Duowei News
- Type: News website
- Industry: Media
- Founded: 11 January 1999
- Founder: Ho Pin
- Defunct: 26 April 2022
- Headquarters: Beijing, People's Republic of China
- Owner: Yu Pun-hoi
- Parent: Sino-I Technology Limited
- Website: www.dwnews.com (defunct)

= Duowei News =

Chinese language news website based in New York City

Duowei News (多維新聞 (多维新闻, Duōwéi xīnwén, multidimensional news)), originally named Chinese News Net, was a Chinese language news website established in 1999 based in New York City, United States. The website was also known in English as Multidimensional News, which is the literal translation of its Chinese name. It specialized in Chinese political news.

Duowei News was blocked in mainland China.
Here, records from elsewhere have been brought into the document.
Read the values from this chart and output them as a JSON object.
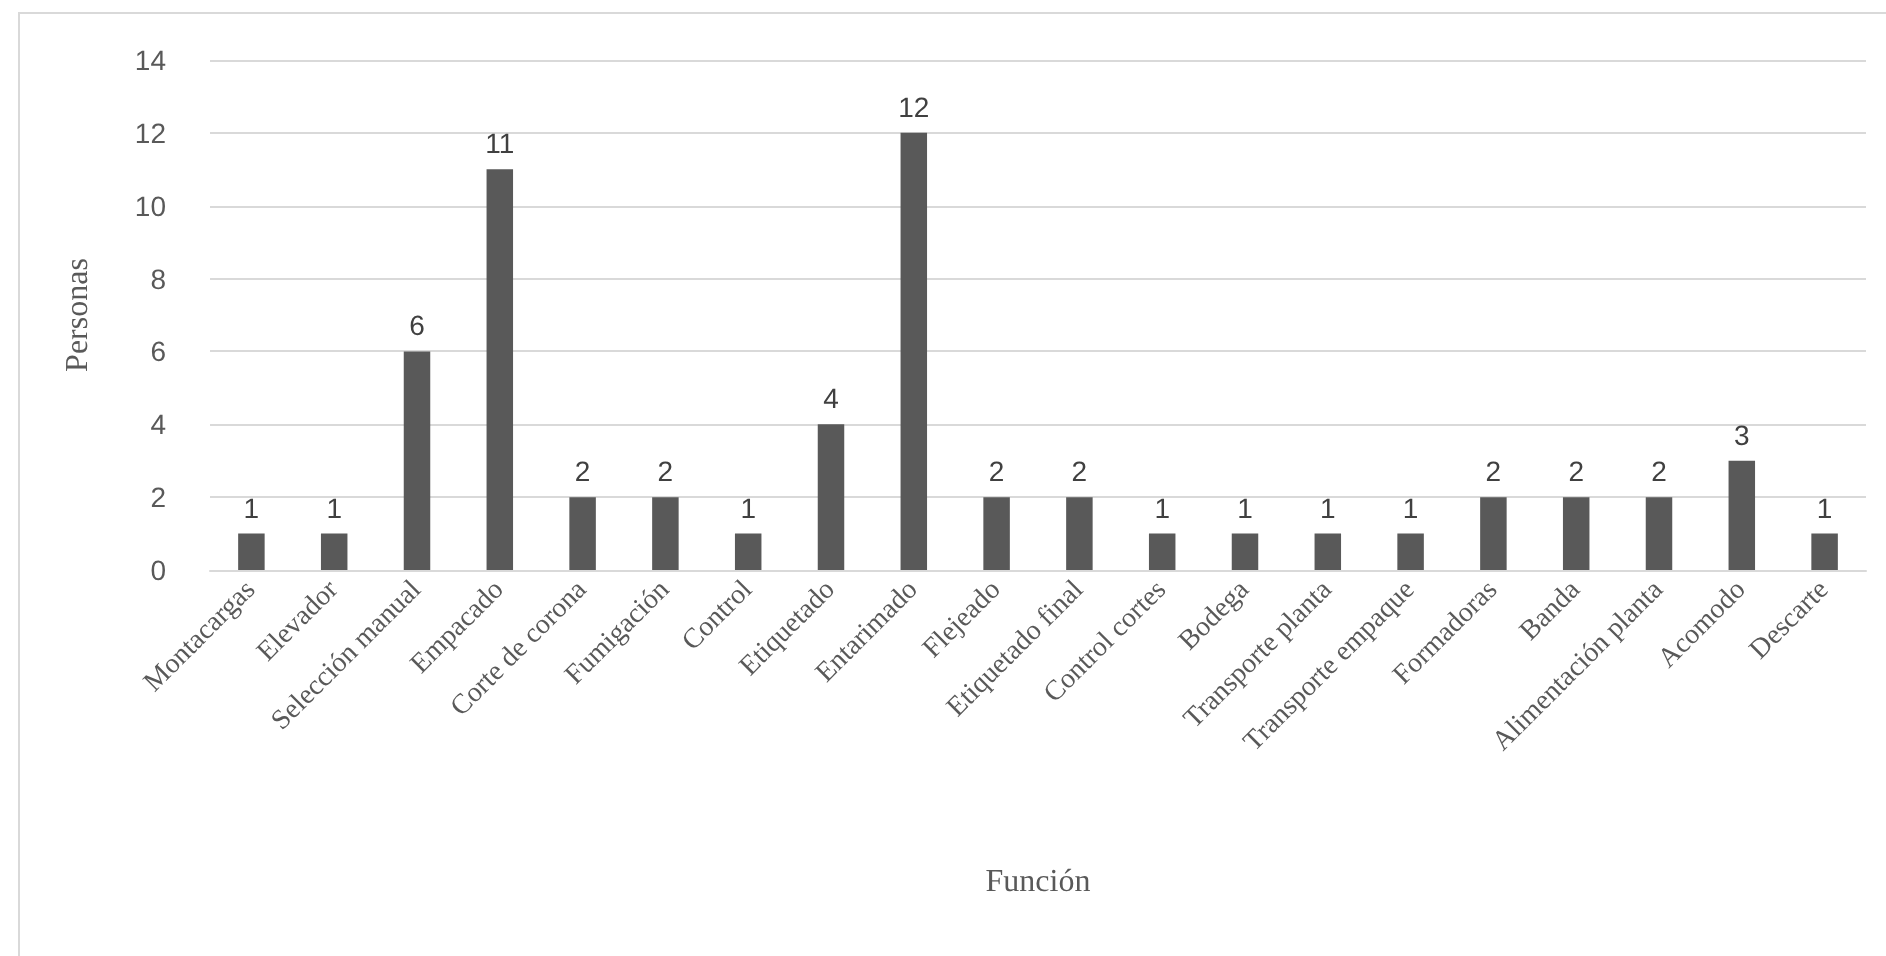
{
  "chart_data": {
    "type": "bar",
    "xlabel": "Función",
    "ylabel": "Personas",
    "categories": [
      "Montacargas",
      "Elevador",
      "Selección manual",
      "Empacado",
      "Corte de corona",
      "Fumigación",
      "Control",
      "Etiquetado",
      "Entarimado",
      "Flejeado",
      "Etiquetado final",
      "Control cortes",
      "Bodega",
      "Transporte planta",
      "Transporte empaque",
      "Formadoras",
      "Banda",
      "Alimentación planta",
      "Acomodo",
      "Descarte"
    ],
    "values": [
      1,
      1,
      6,
      11,
      2,
      2,
      1,
      4,
      12,
      2,
      2,
      1,
      1,
      1,
      1,
      2,
      2,
      2,
      3,
      1
    ],
    "color": "#595959",
    "ylim": [
      0,
      14
    ],
    "yticks": [
      0,
      2,
      4,
      6,
      8,
      10,
      12,
      14
    ],
    "grid": "y",
    "data_labels": true
  }
}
In 2013, Jason Q. Ng of China Digital Times and Citizen Lab considered the outlet to be critical of mainland China and the PRC government's policies. According to Radio France Internationale in 2018, the site has been accused of having a pro-Beijing view point and promoting Chinese Communist Party propaganda. It was viewed as one of the independent Chinese language media outlets in the United States that later were taken over by pro-Beijing businessmen.

==History==
Duowei News, whose original domain name was chinesenewsnet.com, was founded by Ho Pin (何频) on 11 January 1999, who used to work for a Chinese state-run newspaper but left due to negative feelings towards the 1989 Tiananmen Square protests and massacre.

On June 27, 2004, Duowei's new domain name, dwnews.com, was created. Duowei continued to be an online independent Chinese-language media website for years until 2009 when the website was sold to the Hong Kong media mogul Yu Pun-hoi who was considered to be pro-Beijing.

Ho Pin later published Mingjing News. Duowei had a news bureau in Beijing. According to a Hoover Institution report, after the 2009 sale, Duowei moved its headquarters to Beijing.

Duowei News correctly predicted the lineups of the 16th and 17th National Congress of the Chinese Communist Party in 2002 and 2007 respectively.

Duowei News closed on 26 April 2022.